Wenn man dann verzweifelt versucht mit dem vertikalen Boost irgendwo am Bein hinauf zu düsen, um Halt auf einer Plattform zu finden, fühlt man sich unweigerlich an Shadow of the Colossus erinnert. Zwar erreicht dieser sich im Level bewegende Mega-Level anno 2023 nicht diese unfassbare Wirkung des Drachen Phalanx aus dem Jahr 2005 - so hieß dieses elegant fliegende Wesen, dieser dreizehnte, größte sowie friedlichste und mit Abstand beeindruckendste Koloss dieses Meisterwerks. Aber nichtsdestotrotz sorgt das mehrstufige Erklimmen dieses Bergbaugiganten für einen ersten Wow-Effekt.
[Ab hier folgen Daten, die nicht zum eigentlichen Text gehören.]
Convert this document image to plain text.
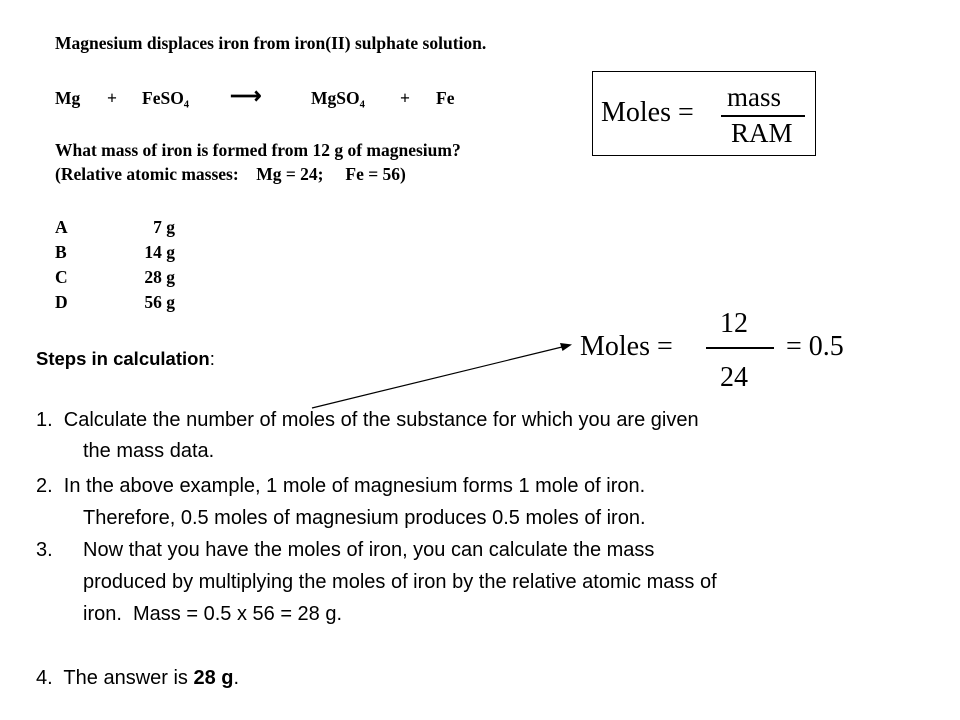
Magnesium displaces iron from iron(II) sulphate solution.
Mg + FeSO₄ ⟶	MgSO₄ + Fe
What mass of iron is formed from 12 g of magnesium?
(Relative atomic masses:    Mg = 24;     Fe = 56)
A	7 g
B	14 g
C	28 g
D	56 g
Moles = mass
RAM
Moles =
12
24
= 0.5
Steps in calculation:
1.  Calculate the number of moles of the substance for which you are given
the mass data.
2.  In the above example, 1 mole of magnesium forms 1 mole of iron.
Therefore, 0.5 moles of magnesium produces 0.5 moles of iron.
3. Now that you have the moles of iron, you can calculate the mass
produced by multiplying the moles of iron by the relative atomic mass of
iron.  Mass = 0.5 x 56 = 28 g.
4.  The answer is 28 g.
Ab dem zweiten Kapitel wird die Architektur immer öfter zu einem gewaltigen Monument, zu einem mehrstöckigen Megakomplex aus Stahl und Türmen in teils Schwindel erregender Höhe. Der Himmel in der Ferne wird immer mehr zu einer ebenso galaktischen wie malerischen Leinwand, auf der trotz der actionreichen Kämpfe die friedliche Schönheit eines Gemäldes sichtbar wird. Spätestens dann wirkt Rubicon nicht mehr wie eine Ansammlung von Industriebrachen, sondern wie ein apokalyptischer Lost Place, wie ein heimgesuchtes Königreich.
Der Planet erwacht
Plötzlich erscheint dieser frühe Gedanke, ob man nicht doch ein Ritter aus Stahl ist, der hier etwas retten könnte, gar nicht mehr so abwegig. Zwar bleibt es über viele Stunden sehr linear: Gerade eben hat man noch den Nachschub der Rebellen vernichten müssen, dann ist man auf einmal in ihrem Auftrag unterwegs. Hier wechselt man als Söldner ratzfatz die Seiten, ohne Veto einlegen zu können. Diese Erzählweise fühlt sich ebenso eindimensional wie beliebig an, bis man endlich den feurigen Hauch des Planeten spürt und eine neue weibliche Stimme hört. Sie benutzt einen wie Walter nicht nur für Aufträge, sondern öffnet die Tür zu einer apokalyptischen Facette der Story, die eng mit dem Schicksal von Rubicon verbunden ist. Auf einmal gibt es Entscheidungen. Auf einmal erfüllen sich die Ahnungen. Denn bald gibt es miteinander konkurrierende Missionen, so dass man sich für die Unterstützung einer Fraktion entscheiden muss, was wiederum nach 25 bis 30 Stunden zu einem anderen Ende führen kann.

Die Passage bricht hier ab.